There are generally two main culprits when the finger is pointed for Canada’s lacklustre economic growth: our export industry, which has suffered due to an unstable global and U.S. trade market, and a lack of corporate spending in Canada. The latter is due to Canada’s corporations sitting on a massive pile of cash – $1.7 trillion, to be specific – and the lingering mindset to safeguard company coffers from the threat of recession.
However, the latest data from CIBC Economics indicates that corporations are feeling spendier these days, and it may be enough to pull our economy out of its rut.
Growth Will Be Significant – And Fast
The bank’s Composite Indicator of Corporate Canada’s Strength shows that confidence is at an all time high. Combined with corporations’ strong cash position, improving conditions in the U.S. and the newly minted EU CETA deal, CIBC’s Deputy Chief Economist Benjamin Tal states that there’s never been a better time for companies to spend their money.
“While it is widely expected that stronger growth in the U.S. next year will have an upside benefit for Canada, what might surprise many is how quickly and significantly corporate Canada will ramp up spending to capitalize on the long awaited rebound in global demand,” he says.

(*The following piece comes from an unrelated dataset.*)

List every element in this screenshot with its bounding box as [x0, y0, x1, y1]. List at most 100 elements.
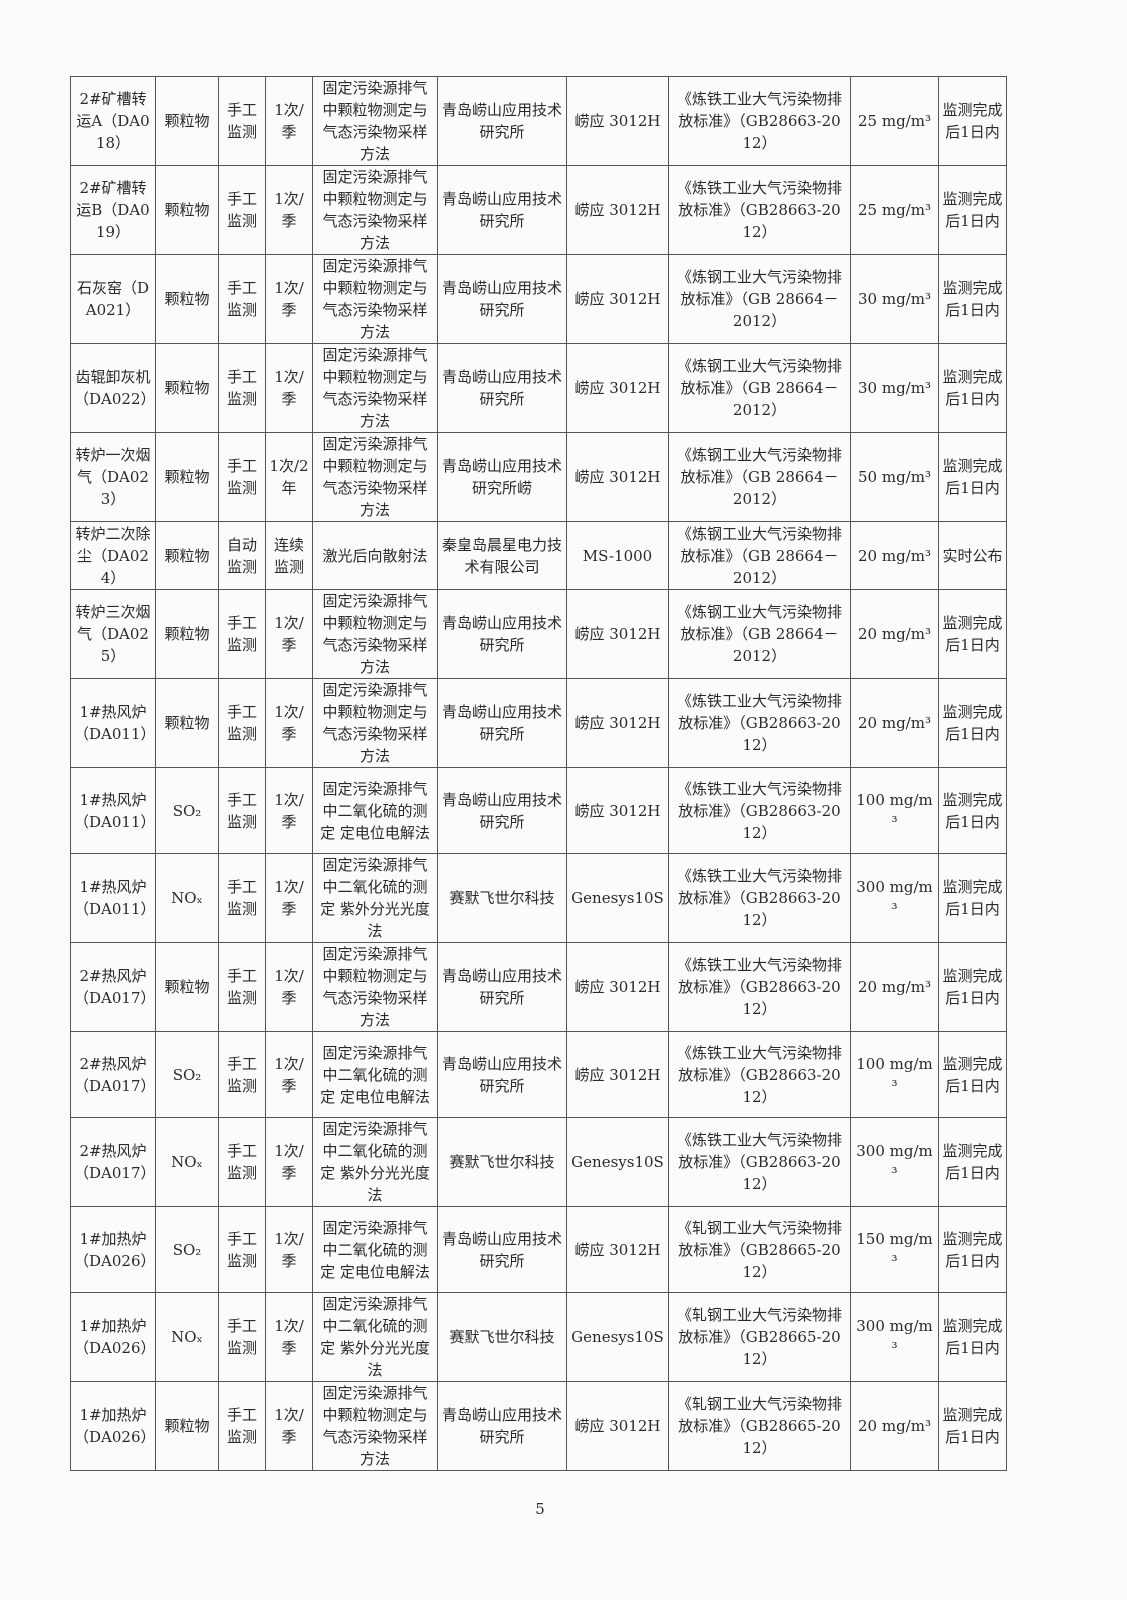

According to the index, in the past, for every one per cent of growth in the U.S., Canadian corporations ramp up their spending by three per cent. With the current economic environment, that has increased to four per cent, and CIBC forecasts that the U.S. economy will grow 3.2 per cent next year.
But Is It A Sure Thing?
However, not everyone is as optimistic about the future – there’s been enough drama in the U.S. recently to warrant doubts about the viability of such growth forecasts. It’s been less than a week since the nation very narrowly avoided a debt default and reversed a prolonged government shutdown. These events have caused an estimated $2.4-billion loss for their economy, and nothing has been permanently resolved; the stop-gap bill that prompted workers back to work ends on January 15, and the new debt ceiling deadline looms on February 7. The Senate is still at odds on the issues that prompted the shutdown, such as Obamacare, tax increases and sequester spending cuts.
Could We Withstand Another Shutdown?
The Conference Board of Canada’s U.S. Outlook For Autumn highlights how fragile the situation is. While their report points to positive factors like a recovering U.S. housing market and declining fiscal debt, another round of default fears will further weaken global investor confidence in the U.S., with negative implications for all.
“Although the U.S. Congress avoided a default last week, the agreement is a stop-gap measure that failed to solve the basic differences between Democrats and Republicans over taxes and government spending,” said Kip Beckman, the Board’s principal economist. “If we go through the same drama in January and February, our projection for stronger growth next year would be in jeopardy.”